Kur'an-ı Kerim ve Türkçe Meali Sayfa 188
7. Allah’a ortak koşan saldırganların, Allah katında ve Rasûlü yanında bir ahdi nasıl olabilir? Ancak Mescidi Haram’ın yanında, kendileriyle antlaşma yaptıklarınız başkadır. Bunlar size karşı dürüst davrandığı sürece, siz de onlara dürüst davranın. Çünkü Allah kendine karşı gelmekten sakınanları sever.
8. Onların bir ahdi nasıl olabilir ki! Eğer onlar size üstün gelselerdi, ne akrabalık (bağlarını), ne de antlaşma (yükümlülüğünü) gözetirlerdi. Ağızlarıyla sizi hoşnut etmeye çalışıyorlar, oysa kalpleri buna karşı çıkıyor. Onların pek çoğu fasık kimselerdir.
9. Allah’ın ayetlerini az bir karşılığa değiştiler de insanları, O’nun yolundan (hak ve özgürlüklerinden) alıkoydular. Bunların yapmakta oldukları şeyler gerçekten ne kötüdür!
10. Bir mümin hakkında ne akrabalık (bağlarını), ne de antlaşma (yükümlülüğünü) gözetirler. İşte onlar taşkınlık yapanların ta kendileridir.
11. Fakat bu saldırganlar/teröristler, tövbe ettiklerinin kanıtı olarak, namazı kılar (eğitim ve öğretime devam ederlerse) ve zekâtı (çalışıp üreterek) verirlerse, artık onlar sizin din kardeşlerinizdir. Bilen bir kavme âyetleri işte böyle ayrı ayrı açıklarız.
12. Eğer antlaşmalarından sonra antlaşmalarını bozup, iftira ve teröre devam ederlerse, küfrün liderleriyle savaşın. Çünkü onlar antlaşmalarına riayet etmeyen kimselerdir. Umulur ki, vazgeçerler.
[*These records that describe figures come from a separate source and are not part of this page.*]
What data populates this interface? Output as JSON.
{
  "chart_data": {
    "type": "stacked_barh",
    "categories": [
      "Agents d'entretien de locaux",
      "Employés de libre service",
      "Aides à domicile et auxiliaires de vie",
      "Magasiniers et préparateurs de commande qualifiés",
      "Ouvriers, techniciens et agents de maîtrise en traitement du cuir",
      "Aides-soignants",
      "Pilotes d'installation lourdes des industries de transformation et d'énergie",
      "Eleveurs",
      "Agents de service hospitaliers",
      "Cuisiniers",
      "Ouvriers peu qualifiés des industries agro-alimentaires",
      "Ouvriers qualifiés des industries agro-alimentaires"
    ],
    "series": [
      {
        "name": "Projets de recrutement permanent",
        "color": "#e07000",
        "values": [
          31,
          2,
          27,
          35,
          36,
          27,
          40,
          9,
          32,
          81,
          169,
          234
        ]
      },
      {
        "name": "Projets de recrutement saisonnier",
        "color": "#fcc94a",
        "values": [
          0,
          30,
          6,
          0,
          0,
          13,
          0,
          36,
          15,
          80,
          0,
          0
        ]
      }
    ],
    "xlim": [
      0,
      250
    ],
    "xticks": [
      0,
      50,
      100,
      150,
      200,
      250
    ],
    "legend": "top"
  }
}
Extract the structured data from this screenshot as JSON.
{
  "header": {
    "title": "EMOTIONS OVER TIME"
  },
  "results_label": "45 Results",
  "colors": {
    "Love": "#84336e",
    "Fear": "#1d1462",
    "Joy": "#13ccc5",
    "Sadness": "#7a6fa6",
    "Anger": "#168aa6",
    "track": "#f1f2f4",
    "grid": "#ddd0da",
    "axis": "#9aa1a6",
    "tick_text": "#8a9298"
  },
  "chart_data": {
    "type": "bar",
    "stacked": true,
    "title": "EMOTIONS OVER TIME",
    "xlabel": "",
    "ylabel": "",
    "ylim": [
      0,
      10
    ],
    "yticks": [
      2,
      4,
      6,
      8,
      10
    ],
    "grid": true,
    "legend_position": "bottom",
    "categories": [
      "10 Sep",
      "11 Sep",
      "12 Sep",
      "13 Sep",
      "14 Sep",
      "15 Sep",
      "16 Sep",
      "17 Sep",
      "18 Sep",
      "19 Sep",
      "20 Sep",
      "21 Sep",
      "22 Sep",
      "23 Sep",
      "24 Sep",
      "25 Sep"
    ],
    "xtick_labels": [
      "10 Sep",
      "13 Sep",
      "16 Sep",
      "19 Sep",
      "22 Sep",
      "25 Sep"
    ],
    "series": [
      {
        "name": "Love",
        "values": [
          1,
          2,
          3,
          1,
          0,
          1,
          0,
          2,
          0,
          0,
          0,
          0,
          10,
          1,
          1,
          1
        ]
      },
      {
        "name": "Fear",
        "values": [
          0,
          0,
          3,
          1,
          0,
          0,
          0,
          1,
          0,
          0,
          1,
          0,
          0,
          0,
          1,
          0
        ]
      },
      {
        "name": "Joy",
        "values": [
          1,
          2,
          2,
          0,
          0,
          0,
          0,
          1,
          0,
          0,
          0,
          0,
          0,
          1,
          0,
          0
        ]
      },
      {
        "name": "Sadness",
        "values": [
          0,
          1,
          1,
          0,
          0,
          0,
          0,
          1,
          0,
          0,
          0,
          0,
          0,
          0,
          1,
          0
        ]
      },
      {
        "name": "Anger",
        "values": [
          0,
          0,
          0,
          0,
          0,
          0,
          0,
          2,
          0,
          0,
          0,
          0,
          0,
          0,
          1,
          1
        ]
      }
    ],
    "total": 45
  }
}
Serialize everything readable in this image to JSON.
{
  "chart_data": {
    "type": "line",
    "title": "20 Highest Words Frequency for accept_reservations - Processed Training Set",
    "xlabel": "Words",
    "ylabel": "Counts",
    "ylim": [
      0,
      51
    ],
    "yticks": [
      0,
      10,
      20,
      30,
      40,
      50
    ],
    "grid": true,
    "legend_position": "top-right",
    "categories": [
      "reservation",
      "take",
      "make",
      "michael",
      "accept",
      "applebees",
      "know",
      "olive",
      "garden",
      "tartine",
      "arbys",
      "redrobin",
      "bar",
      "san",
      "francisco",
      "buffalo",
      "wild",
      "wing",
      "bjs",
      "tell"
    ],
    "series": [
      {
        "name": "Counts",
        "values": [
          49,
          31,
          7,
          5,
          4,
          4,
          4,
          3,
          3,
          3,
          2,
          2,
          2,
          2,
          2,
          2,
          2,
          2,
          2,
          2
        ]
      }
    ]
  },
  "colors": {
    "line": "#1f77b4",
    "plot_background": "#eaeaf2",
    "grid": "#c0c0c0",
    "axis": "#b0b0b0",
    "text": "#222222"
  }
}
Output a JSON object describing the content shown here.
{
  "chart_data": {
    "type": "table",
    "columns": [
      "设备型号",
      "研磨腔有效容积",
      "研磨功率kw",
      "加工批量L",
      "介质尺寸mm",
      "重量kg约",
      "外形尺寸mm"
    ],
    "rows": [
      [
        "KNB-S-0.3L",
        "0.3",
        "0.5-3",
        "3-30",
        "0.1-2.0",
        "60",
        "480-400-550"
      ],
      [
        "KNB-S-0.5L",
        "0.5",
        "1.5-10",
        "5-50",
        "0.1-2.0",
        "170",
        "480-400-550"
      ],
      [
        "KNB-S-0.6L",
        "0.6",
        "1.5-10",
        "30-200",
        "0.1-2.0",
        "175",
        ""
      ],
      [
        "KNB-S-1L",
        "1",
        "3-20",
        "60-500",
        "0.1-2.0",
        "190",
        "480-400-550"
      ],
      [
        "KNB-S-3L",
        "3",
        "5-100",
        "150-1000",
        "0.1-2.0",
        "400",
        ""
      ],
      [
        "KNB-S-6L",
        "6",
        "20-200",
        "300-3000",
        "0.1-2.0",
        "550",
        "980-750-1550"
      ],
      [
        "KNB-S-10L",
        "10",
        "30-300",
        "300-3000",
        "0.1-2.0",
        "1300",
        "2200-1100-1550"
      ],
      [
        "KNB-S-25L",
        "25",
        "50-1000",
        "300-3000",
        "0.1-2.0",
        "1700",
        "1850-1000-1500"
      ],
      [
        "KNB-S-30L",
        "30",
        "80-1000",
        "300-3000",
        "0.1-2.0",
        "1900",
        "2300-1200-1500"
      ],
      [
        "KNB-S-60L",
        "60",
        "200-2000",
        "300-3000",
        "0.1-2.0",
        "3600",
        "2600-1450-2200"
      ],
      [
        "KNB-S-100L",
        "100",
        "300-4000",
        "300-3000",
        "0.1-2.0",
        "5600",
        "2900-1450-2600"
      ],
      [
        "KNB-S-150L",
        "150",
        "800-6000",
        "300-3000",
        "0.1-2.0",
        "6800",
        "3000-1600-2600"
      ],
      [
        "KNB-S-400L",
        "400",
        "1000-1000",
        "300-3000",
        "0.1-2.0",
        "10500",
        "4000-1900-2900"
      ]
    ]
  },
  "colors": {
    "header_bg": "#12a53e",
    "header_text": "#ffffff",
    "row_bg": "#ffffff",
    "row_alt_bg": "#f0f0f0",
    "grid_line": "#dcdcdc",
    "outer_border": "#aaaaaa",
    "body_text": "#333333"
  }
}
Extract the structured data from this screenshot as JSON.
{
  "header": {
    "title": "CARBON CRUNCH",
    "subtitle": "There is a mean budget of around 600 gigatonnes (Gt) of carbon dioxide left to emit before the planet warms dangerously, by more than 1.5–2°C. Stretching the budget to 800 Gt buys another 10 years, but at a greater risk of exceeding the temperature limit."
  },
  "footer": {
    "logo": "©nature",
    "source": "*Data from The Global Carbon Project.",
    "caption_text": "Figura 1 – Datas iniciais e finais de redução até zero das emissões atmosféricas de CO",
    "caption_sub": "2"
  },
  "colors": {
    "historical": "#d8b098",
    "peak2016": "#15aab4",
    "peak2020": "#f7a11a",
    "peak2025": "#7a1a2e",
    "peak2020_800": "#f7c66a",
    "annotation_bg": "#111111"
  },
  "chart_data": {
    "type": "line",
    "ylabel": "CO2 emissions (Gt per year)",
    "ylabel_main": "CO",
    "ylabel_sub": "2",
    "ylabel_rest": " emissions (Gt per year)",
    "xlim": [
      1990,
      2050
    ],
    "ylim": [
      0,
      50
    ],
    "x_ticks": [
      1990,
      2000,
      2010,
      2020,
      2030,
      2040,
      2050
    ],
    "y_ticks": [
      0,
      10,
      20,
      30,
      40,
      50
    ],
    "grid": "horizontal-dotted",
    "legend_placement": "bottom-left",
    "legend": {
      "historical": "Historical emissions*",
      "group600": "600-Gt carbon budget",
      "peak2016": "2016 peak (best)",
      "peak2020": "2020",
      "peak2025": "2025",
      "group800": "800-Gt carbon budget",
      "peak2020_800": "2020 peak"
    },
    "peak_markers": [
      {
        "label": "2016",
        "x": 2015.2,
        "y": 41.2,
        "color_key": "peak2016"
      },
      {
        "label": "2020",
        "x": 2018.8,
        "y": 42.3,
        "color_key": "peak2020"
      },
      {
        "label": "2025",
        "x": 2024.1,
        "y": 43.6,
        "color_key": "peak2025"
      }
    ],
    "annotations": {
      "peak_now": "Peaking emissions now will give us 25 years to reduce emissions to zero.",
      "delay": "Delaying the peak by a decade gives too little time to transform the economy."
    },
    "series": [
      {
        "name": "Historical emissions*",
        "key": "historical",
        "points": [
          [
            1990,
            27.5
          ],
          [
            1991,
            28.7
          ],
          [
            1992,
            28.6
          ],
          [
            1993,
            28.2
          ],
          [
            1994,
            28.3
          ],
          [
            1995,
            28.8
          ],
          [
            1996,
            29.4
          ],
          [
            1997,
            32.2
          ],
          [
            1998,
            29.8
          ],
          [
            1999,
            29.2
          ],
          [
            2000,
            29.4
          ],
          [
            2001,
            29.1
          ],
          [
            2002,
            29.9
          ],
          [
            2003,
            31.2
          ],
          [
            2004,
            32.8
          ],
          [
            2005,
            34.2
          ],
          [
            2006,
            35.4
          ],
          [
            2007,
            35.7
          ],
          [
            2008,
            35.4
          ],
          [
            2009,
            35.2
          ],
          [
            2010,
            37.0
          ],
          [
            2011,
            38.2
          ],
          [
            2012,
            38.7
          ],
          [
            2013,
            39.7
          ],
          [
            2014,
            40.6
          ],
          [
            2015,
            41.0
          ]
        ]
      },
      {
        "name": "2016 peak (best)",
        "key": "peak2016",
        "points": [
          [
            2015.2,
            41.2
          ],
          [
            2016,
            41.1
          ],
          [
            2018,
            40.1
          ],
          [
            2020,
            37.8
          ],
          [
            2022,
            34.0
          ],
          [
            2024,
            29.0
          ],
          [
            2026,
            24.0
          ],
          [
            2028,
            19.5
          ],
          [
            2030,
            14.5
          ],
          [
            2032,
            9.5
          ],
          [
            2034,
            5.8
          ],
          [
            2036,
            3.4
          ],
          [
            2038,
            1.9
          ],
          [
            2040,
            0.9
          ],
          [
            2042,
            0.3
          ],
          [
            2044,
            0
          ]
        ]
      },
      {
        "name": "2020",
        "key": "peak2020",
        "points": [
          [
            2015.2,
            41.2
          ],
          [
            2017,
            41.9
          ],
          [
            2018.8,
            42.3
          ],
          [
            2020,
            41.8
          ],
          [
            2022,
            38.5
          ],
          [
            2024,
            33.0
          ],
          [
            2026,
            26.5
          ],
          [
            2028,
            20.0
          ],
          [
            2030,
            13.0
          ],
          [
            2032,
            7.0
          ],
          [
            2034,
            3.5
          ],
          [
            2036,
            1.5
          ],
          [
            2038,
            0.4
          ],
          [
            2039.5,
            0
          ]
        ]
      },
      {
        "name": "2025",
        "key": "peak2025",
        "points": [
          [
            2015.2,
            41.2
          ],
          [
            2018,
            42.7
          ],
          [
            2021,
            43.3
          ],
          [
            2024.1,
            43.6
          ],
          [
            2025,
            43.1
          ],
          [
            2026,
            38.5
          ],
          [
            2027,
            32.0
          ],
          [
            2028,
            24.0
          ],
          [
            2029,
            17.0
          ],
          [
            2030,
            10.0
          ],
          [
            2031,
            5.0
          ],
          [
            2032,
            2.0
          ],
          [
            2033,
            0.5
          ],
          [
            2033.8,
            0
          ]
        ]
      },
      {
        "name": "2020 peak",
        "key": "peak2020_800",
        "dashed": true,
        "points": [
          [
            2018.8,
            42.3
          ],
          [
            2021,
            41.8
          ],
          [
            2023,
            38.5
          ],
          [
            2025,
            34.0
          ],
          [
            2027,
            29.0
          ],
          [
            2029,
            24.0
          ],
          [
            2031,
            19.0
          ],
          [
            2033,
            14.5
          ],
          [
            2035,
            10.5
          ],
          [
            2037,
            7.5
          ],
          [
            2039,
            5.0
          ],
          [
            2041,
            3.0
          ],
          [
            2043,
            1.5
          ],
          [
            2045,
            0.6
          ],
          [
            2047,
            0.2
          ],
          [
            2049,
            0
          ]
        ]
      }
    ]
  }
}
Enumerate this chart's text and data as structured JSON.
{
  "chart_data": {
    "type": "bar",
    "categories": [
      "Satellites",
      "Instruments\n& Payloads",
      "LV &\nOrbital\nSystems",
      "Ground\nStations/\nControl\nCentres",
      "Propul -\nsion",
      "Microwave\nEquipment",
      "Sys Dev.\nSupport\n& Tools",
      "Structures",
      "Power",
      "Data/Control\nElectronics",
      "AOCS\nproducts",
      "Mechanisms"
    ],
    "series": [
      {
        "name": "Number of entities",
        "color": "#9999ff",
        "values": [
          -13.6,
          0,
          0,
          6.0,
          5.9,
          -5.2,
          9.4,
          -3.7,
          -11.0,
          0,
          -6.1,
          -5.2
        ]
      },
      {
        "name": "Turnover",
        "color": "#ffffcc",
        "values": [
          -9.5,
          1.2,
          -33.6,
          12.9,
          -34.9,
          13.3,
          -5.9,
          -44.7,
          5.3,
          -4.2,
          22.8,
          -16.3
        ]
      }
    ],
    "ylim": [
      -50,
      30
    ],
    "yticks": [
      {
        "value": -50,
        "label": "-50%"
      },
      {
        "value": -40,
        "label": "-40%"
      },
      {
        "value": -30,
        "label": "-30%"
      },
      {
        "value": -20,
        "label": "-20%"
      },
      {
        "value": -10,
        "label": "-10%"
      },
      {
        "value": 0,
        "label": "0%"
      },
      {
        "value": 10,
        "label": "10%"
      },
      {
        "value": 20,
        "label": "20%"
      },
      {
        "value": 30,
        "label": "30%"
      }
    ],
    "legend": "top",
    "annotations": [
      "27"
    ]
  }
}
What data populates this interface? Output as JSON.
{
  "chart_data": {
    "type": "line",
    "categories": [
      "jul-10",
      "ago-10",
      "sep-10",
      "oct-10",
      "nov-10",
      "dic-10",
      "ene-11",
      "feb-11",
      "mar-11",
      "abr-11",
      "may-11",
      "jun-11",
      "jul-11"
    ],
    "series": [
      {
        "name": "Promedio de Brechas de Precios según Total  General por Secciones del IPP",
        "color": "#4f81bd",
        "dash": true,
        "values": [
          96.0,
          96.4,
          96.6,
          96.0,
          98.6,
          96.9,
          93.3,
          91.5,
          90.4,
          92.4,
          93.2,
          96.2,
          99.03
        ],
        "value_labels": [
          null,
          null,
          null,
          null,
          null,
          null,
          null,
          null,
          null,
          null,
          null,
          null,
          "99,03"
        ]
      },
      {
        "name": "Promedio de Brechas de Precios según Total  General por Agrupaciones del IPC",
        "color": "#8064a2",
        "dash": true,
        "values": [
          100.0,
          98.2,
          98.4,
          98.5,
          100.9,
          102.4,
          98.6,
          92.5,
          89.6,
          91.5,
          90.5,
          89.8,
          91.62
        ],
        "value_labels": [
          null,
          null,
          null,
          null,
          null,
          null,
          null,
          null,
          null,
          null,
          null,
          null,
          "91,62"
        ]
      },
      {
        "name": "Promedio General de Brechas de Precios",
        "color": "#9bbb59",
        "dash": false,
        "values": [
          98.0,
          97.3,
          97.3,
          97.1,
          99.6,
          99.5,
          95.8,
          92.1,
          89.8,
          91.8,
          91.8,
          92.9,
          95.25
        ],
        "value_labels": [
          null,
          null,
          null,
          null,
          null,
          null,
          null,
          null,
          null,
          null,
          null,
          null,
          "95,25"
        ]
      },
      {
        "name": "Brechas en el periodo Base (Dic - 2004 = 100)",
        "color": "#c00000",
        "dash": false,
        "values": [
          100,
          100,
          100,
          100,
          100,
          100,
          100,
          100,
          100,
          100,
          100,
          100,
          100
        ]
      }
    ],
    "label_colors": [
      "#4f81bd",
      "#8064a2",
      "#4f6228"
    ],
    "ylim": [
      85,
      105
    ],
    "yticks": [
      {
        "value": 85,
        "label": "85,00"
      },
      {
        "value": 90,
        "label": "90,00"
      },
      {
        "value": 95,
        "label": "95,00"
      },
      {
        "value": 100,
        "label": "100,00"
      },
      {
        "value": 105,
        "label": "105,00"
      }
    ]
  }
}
13. Sözleşmelerini bozan, Rasûl’ü yurdundan çıkarmaya kalkışan ve üstelik önce kendileri saldırmış bulunan bir kavimle, savaşmaz mısınız? Yoksa onlardan korkuyor musunuz? Oysa Allah eğer siz gerçek müminler iseniz, kendisinden korkmanıza daha lâyıktır.